Methods for Hemangioma Removal
The optimal approach to hemangioma removal depends on the type, location, size, and symptoms, with medical therapy (particularly propranolol) being the first-line treatment for infantile hemangiomas, while surgical excision is often necessary for symptomatic hepatic hemangiomas or residual lesions after medical therapy. 1, 2
Infantile Hemangiomas (IH)
Medical Management (First-Line)
- Oral propranolol: 2-3 mg/kg/day divided into 2-3 doses
- Topical β-blockers (timolol 0.5% gel): For superficial or small hemangiomas 2
- Corticosteroids: Alternative when propranolol is contraindicated
- Oral: Prednisolone/prednisone 2-3 mg/kg/day as morning dose
- Intralesional: For small, localized hemangiomas 2
Surgical Management
Indications for surgery include:
- Failure to respond to medical therapy
- Significant residual tissue after medical treatment
- Bleeding, ulceration, or functional impairment
- Cosmetic disfigurement 1, 3
Surgical Techniques for Facial/Nasal Hemangiomas:
- Open rhinoplasty approach: For nasal tip hemangiomas 1
- Modified subunit approach: Superior results for nasal hemangiomas with better access and aesthetic outcomes 4
- Laser therapy: Pulsed dye laser (PDL) to salvage skin before surgical resection 1
- Multimodal approach: Often combining laser therapy to treat skin involvement followed by surgical excision 1
Timing of Surgery:
- Most physicians operate at 1-3 years of age for focal IHs
- Early surgical intervention (before complete involution) may be indicated for nasal tip IHs to prevent permanent cartilage deformation 1, 4
Hepatic Hemangiomas
Management Approach:
- Observation: For asymptomatic lesions <5 cm 1
- Surgical options:
- Bland embolization: Alternative to surgery for lesions ≥5 cm 1
Indications for Intervention:
- Symptomatic lesions (abdominal pain, early satiety)

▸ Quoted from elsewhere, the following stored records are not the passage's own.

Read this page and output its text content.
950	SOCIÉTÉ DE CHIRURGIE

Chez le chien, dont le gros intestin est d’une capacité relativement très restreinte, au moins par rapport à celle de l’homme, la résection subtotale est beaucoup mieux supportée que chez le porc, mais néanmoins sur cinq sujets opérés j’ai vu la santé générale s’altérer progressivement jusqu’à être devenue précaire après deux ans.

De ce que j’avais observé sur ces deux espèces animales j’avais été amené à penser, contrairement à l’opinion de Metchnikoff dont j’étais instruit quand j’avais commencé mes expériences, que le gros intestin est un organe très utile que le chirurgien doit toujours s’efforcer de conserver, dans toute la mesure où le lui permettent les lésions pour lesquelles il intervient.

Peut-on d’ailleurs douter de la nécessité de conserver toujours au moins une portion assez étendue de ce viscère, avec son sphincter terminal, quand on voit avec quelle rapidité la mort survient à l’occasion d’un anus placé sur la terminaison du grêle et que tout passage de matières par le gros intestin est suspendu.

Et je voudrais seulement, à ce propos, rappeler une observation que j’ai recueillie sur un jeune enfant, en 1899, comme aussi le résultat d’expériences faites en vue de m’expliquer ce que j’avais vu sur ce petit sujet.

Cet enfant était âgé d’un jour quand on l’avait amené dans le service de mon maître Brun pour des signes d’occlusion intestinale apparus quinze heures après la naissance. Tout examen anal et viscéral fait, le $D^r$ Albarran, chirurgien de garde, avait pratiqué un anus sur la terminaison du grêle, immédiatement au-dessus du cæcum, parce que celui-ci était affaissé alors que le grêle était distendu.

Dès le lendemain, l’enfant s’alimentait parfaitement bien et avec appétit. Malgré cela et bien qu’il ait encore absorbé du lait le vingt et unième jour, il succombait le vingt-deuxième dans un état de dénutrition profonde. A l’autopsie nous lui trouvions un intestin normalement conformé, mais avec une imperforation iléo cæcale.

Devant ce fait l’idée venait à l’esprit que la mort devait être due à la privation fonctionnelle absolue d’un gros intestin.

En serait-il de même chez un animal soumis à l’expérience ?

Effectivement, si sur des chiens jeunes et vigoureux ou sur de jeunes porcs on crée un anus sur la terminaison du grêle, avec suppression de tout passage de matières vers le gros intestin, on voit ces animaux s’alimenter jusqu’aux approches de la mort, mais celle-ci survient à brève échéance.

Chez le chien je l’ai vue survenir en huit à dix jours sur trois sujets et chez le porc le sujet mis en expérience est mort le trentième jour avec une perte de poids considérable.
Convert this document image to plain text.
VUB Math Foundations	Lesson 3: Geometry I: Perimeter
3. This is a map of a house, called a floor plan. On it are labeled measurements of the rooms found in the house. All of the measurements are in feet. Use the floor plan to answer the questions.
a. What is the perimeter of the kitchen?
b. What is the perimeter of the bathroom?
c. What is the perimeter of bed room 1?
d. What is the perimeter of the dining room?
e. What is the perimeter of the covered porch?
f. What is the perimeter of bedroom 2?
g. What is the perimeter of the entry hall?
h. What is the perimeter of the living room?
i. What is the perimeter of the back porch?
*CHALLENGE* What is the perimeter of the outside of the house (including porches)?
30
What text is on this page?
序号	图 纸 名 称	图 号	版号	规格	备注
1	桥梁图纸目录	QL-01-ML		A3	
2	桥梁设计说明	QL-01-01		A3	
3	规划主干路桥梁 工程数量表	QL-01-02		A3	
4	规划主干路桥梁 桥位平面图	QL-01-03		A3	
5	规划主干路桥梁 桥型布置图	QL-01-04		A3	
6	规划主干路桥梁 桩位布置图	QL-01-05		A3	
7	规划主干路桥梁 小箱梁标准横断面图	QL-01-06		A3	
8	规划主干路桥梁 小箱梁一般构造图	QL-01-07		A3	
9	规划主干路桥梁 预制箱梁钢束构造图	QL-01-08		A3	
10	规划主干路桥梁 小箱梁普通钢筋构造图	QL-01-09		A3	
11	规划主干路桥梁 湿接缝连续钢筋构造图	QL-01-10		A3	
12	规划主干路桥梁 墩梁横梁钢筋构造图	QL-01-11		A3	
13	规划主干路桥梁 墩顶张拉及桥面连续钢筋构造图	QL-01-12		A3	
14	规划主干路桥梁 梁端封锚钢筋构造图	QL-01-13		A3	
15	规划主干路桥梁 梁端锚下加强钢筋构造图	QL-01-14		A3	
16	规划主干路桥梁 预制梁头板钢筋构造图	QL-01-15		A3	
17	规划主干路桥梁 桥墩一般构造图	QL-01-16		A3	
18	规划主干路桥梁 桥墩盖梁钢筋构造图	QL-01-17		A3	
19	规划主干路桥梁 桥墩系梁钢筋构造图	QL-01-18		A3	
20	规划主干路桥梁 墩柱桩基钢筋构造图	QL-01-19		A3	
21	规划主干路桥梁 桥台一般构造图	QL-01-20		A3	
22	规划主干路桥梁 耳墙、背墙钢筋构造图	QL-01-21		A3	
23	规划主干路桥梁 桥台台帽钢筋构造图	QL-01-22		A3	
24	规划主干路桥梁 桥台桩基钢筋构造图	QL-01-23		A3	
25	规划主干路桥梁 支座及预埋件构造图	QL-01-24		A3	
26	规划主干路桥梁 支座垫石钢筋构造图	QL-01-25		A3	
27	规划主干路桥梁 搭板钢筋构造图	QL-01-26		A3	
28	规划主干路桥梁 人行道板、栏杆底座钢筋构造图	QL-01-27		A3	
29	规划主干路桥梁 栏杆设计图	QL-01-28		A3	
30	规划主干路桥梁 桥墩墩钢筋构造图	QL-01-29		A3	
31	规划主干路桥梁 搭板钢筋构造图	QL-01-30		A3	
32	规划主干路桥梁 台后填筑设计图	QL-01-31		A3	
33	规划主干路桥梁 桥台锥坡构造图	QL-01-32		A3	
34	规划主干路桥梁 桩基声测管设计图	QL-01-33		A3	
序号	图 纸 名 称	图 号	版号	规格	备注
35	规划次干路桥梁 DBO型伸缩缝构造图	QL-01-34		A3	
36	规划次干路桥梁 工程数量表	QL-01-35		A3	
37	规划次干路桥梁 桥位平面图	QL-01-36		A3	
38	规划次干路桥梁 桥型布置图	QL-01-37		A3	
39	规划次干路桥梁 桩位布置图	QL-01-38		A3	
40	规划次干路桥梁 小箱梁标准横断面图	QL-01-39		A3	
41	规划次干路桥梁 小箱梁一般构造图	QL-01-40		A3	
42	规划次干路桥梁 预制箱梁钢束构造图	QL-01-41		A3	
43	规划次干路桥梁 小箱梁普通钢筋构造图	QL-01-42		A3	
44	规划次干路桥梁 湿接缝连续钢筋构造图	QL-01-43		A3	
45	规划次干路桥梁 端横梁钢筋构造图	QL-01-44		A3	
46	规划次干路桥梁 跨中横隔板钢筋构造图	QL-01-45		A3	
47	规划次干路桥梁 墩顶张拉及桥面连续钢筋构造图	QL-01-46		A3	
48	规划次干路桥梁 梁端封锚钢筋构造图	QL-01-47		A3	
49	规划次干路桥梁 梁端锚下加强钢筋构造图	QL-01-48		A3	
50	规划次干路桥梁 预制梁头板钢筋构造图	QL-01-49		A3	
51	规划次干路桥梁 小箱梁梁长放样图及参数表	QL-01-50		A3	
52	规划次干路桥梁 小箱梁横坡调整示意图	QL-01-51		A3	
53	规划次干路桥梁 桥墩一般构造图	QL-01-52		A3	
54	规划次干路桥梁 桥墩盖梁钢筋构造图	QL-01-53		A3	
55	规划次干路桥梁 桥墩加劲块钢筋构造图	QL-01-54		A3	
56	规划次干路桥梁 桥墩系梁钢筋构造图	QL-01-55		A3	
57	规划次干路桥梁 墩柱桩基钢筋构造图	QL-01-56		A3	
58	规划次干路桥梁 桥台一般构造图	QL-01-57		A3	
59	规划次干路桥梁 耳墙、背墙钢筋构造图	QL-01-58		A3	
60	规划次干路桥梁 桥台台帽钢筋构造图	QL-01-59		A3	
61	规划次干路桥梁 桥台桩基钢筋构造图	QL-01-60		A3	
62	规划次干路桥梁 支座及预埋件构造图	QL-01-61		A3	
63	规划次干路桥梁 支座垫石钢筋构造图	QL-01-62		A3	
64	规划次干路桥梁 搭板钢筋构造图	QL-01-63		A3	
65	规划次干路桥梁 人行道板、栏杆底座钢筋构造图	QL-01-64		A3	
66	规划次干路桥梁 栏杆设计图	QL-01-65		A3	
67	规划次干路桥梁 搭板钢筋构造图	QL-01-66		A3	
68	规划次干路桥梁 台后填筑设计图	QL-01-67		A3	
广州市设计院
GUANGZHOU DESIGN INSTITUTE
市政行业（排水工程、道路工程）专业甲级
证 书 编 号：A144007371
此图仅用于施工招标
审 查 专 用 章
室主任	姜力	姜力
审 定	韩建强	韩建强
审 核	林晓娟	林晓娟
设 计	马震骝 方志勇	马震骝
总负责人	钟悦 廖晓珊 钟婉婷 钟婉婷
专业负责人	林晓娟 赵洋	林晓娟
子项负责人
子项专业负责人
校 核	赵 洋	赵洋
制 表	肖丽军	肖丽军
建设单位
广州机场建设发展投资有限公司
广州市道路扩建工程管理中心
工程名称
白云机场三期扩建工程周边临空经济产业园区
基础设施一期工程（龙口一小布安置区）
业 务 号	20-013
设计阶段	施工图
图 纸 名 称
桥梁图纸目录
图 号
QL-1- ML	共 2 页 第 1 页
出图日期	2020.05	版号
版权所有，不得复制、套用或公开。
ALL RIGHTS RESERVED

- Size ≥5 cm (especially during pregnancy)
- Rapid growth
- Uncertain diagnosis
- Complications (Kasabach-Merritt syndrome, heart failure) 1, 5, 6
Special Anatomic Considerations
Periorbital Hemangiomas:
- Early referral to ophthalmology
- Propranolol as first-line therapy
- Surgical options include endoscopic transethmoidal approach for orbital apex hemangiomas 1, 7
Airway Hemangiomas:
- Higher risk in "beard distribution" lesions
- Propranolol as first-line therapy
- Surgical options: dilation, intralesional corticosteroid injection, or partial resection for non-responsive cases 1
Lip Hemangiomas:
- Vermilion area: Removal via transverse mucosal incision
- Bulkier lesions/crossing vermilion-cutaneous border: Wedge excision
- Eversion correction: Mucosal strip excision
- Inversion correction: May require dermal implant or graft 1
Monitoring and Follow-up
- Regular follow-up every 3-6 months
- Close monitoring during rapid growth phase (5-7 weeks of age)
- Ultrasound with Doppler is preferred initial imaging modality when needed 2
Pitfalls and Caveats
- Intralesional steroid injections near the eye carry risk of retinal artery embolization and blindness 1
- Risk of bleeding is more related to hemangioma size than surgical technique 6
- Segmental hemangiomas have higher risk of complications and may require more aggressive intervention 2
- Hepatic hemangiomas >5 cm require monitoring during pregnancy due to risk of expansion and rupture 1
For optimal outcomes, treatment decisions should be made based on the specific characteristics of the hemangioma, with consideration of referral to a multidisciplinary vascular anomalies center for complex cases 1, 3.